Brilliant points out that the WaPo omitted this portion of the original, AP article:
Critics of the proposed purchase said a port operator complicit in smuggling or terrorism could manipulate manifests and other records to frustrate Homeland Security's already limited scrutiny of shipping containers and slip contraband past U.S. Customs inspectors.
"When you have a foreign government involved, you are injecting foreign national interests," Kreitzer said. "A country that may be a friend of ours today may not be on the same side tomorrow. You don't know in advance what the politics of that country will be in the future."
Does this pose a national security risk? I think that's pushing the envelope," said Stephen E. Flynn, who studies maritime security at the New York-based Council on Foreign Relations. "It's not impossible to imagine one could develop an internal conspiracy, but I'd have to assign it a very low probability."

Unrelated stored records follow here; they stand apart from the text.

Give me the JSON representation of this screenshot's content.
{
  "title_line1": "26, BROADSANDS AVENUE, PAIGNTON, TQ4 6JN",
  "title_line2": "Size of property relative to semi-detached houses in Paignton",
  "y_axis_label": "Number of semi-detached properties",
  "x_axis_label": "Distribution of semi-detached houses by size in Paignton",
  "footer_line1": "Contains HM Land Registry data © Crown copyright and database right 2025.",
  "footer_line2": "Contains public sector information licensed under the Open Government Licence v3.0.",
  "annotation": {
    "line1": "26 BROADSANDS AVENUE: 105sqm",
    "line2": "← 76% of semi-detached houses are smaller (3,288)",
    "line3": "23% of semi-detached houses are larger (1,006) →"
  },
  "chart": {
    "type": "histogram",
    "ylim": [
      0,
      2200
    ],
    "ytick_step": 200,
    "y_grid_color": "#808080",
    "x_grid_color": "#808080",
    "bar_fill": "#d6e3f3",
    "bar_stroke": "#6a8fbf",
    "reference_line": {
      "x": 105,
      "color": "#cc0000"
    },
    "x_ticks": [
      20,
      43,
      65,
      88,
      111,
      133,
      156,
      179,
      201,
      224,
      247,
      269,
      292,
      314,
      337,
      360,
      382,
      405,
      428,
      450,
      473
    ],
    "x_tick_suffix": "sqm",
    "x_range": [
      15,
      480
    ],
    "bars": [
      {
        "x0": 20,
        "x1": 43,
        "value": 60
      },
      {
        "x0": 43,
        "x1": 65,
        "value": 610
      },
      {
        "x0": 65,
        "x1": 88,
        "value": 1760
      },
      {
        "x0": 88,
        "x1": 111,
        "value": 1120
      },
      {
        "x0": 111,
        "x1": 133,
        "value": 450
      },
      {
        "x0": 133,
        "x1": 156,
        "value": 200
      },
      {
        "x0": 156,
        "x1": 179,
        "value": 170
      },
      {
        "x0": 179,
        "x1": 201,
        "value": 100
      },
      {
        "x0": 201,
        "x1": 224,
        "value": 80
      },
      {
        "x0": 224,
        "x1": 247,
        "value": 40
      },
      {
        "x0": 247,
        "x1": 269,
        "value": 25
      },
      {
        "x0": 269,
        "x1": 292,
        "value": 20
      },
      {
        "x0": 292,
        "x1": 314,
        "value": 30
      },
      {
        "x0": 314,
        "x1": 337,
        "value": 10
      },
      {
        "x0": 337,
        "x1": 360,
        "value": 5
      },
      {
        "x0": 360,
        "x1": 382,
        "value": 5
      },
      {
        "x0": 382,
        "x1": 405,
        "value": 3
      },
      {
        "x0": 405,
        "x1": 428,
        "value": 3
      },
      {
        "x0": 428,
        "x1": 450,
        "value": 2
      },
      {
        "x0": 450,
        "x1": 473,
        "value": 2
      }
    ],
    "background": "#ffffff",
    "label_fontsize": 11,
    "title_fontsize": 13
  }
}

Changing management over the U.S. ports "doesn't offer al-Qaida any opportunities it doesn't have now," said James Lewis, who worked with the U.S. committee at the State and Commerce departments. "It's in Dubai's interest to make sure this runs well. There is strong economic incentive to be sure these worries never materialize."
[snip]
Since the Sept. 11 attacks, the FBI has said the money for the strikes was transferred to the hijackers primarily through the UAE's banking system, and much of the operational planning for the attacks took place inside the UAE.
Many of the hijackers traveled to the U.S. through the UAE. Also, the hijacker who steered United Airlines flight into the World Trade Center's south tower, Marwan al-Shehhi, was born in the UAE.
After the attacks, U.S. Treasury Department officials complained about a lack of cooperation by the UAE and other Arab countries trying to track Osama bin Laden's bank accounts.